Old women dressed from head to toe in black sat out on their steps, their laps full of broken nets; they regarded him curiously as he passed by.

Ortakoy was one of a dozen or so Greek villages strung out along the Bosphorus between Pera and the summer houses of the European diplomats. They had been there two thousand years ago, and more-when Agamemnon had assembled fleets, as Homer sang. Greeks from the Bosphorus had manned the ships that sailed against Xerxes, four centuries before Christ; they had ferried Alexander the Great across to Asia, when he took his helots on their legendary campaigns in the East. An Ottoman pasha, Lefevre recalled, had explained that God gave the land to the Turks-and to the Greeks He left the sea. How could it have been otherwise? Four hundred years after the Turkish Conquest, the Greeks still drew a living from the sea and the straits. They had been sailing these waters while the Turks were still shepherding flocks across the deserts of Asia.

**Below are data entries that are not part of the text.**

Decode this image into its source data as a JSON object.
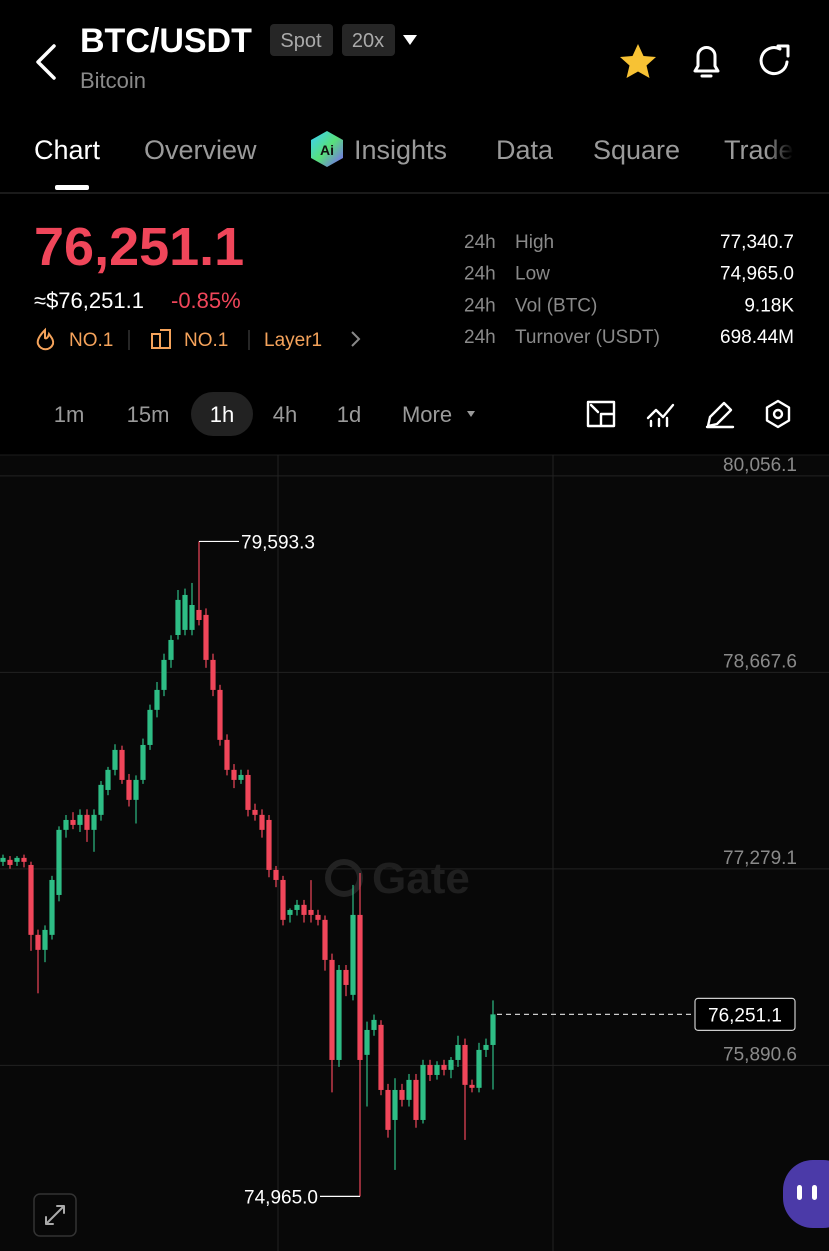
{
  "header": {
    "title": "BTC/USDT",
    "badges": [
      "Spot",
      "20x"
    ],
    "subtitle": "Bitcoin"
  },
  "tabs": [
    "Chart",
    "Overview",
    "Insights",
    "Data",
    "Square",
    "Trade"
  ],
  "price": {
    "last": "76,251.1",
    "fiat": "≈$76,251.1",
    "change": "-0.85%"
  },
  "tags": [
    "NO.1",
    "NO.1",
    "Layer1"
  ],
  "stats": [
    {
      "period": "24h",
      "label": "High",
      "value": "77,340.7"
    },
    {
      "period": "24h",
      "label": "Low",
      "value": "74,965.0"
    },
    {
      "period": "24h",
      "label": "Vol (BTC)",
      "value": "9.18K"
    },
    {
      "period": "24h",
      "label": "Turnover (USDT)",
      "value": "698.44M"
    }
  ],
  "timeframes": [
    "1m",
    "15m",
    "1h",
    "4h",
    "1d",
    "More"
  ],
  "watermark": "Gate",
  "chart_data": {
    "type": "candlestick",
    "up_color": "#2ebd85",
    "down_color": "#f0465a",
    "grid": true,
    "ylim": [
      74579,
      80204
    ],
    "yticks": [
      {
        "value": 80056.1,
        "label": "80,056.1"
      },
      {
        "value": 78667.6,
        "label": "78,667.6"
      },
      {
        "value": 77279.1,
        "label": "77,279.1"
      },
      {
        "value": 75890.6,
        "label": "75,890.6"
      }
    ],
    "open": [
      77329,
      77343,
      77329,
      77357,
      77307,
      76813,
      76707,
      76813,
      77095,
      77555,
      77625,
      77590,
      77661,
      77555,
      77661,
      77837,
      77979,
      78120,
      77908,
      77767,
      77908,
      78155,
      78403,
      78544,
      78756,
      78932,
      78968,
      78968,
      79109,
      79074,
      78756,
      78544,
      78191,
      77979,
      77908,
      77943,
      77696,
      77661,
      77625,
      77272,
      77201,
      76954,
      76989,
      77025,
      76989,
      76954,
      76919,
      76636,
      75929,
      76565,
      76389,
      76954,
      75965,
      76141,
      76177,
      75717,
      75505,
      75717,
      75647,
      75788,
      75505,
      75894,
      75823,
      75894,
      75859,
      75929,
      76035,
      75753,
      75732,
      76000,
      76035
    ],
    "high": [
      77380,
      77370,
      77370,
      77380,
      77330,
      76850,
      76880,
      77230,
      77580,
      77660,
      77680,
      77700,
      77700,
      77700,
      77900,
      78000,
      78160,
      78150,
      77950,
      77940,
      78200,
      78440,
      78600,
      78800,
      78930,
      79250,
      79260,
      79300,
      79593.3,
      79120,
      78800,
      78580,
      78230,
      78020,
      77980,
      77980,
      77740,
      77700,
      77660,
      77300,
      77230,
      77000,
      77060,
      77060,
      77200,
      76990,
      76950,
      76680,
      76600,
      76600,
      77166,
      77250,
      76200,
      76250,
      76210,
      75760,
      75800,
      75760,
      75830,
      75830,
      75930,
      75930,
      75920,
      75930,
      75950,
      76100,
      76080,
      75790,
      76050,
      76080,
      76350
    ],
    "low": [
      77300,
      77280,
      77300,
      77290,
      76700,
      76400,
      76620,
      76780,
      77050,
      77500,
      77560,
      77540,
      77470,
      77400,
      77620,
      77800,
      77940,
      77880,
      77720,
      77600,
      77880,
      78120,
      78350,
      78500,
      78700,
      78900,
      78930,
      78930,
      79000,
      78700,
      78500,
      78150,
      77940,
      77850,
      77880,
      77650,
      77620,
      77500,
      77220,
      77150,
      76880,
      76900,
      76950,
      76900,
      76900,
      76880,
      76560,
      75700,
      75880,
      76380,
      76350,
      74965.0,
      75600,
      76100,
      75680,
      75380,
      75152,
      75600,
      75600,
      75450,
      75480,
      75780,
      75790,
      75820,
      75800,
      75880,
      75364,
      75700,
      75700,
      75950,
      75720
    ],
    "close": [
      77357,
      77307,
      77357,
      77329,
      76813,
      76707,
      76848,
      77201,
      77555,
      77625,
      77590,
      77661,
      77555,
      77661,
      77873,
      77979,
      78120,
      77908,
      77767,
      77908,
      78155,
      78403,
      78544,
      78756,
      78897,
      79180,
      79215,
      79144,
      79038,
      78756,
      78544,
      78191,
      77979,
      77908,
      77943,
      77696,
      77661,
      77555,
      77272,
      77201,
      76919,
      76989,
      77025,
      76954,
      76954,
      76919,
      76636,
      75929,
      76565,
      76459,
      76954,
      75929,
      76141,
      76212,
      75717,
      75435,
      75717,
      75647,
      75788,
      75505,
      75894,
      75823,
      75894,
      75859,
      75929,
      76035,
      75753,
      75732,
      76000,
      76035,
      76251.1
    ],
    "annotations": [
      {
        "value": 79593.3,
        "label": "79,593.3"
      },
      {
        "value": 74965.0,
        "label": "74,965.0"
      }
    ],
    "last_price": {
      "value": 76251.1,
      "label": "76,251.1"
    }
  }
}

The thought made Lefevre frown.

Foreigners seldom visited the Greek villages, in spite of their reputation for good fish; before long, Lefevre found himself with a tail of curious small boys, who shouted after him and pushed and shoved one another while their grandmothers looked on. Some of the smaller boys imagined that Lefevre was a Turk, and all of them guessed that he was rich, so when Lefevre stopped and turned around they drew together, half curious and half afraid. They saw him pull a coin from his pocket and offer it with a smile to the smallest boy among them. The boy hung back, somebody bolder snatched the coin, and pandemonium erupted as the whole pack of children turned as one to chase after him down the street.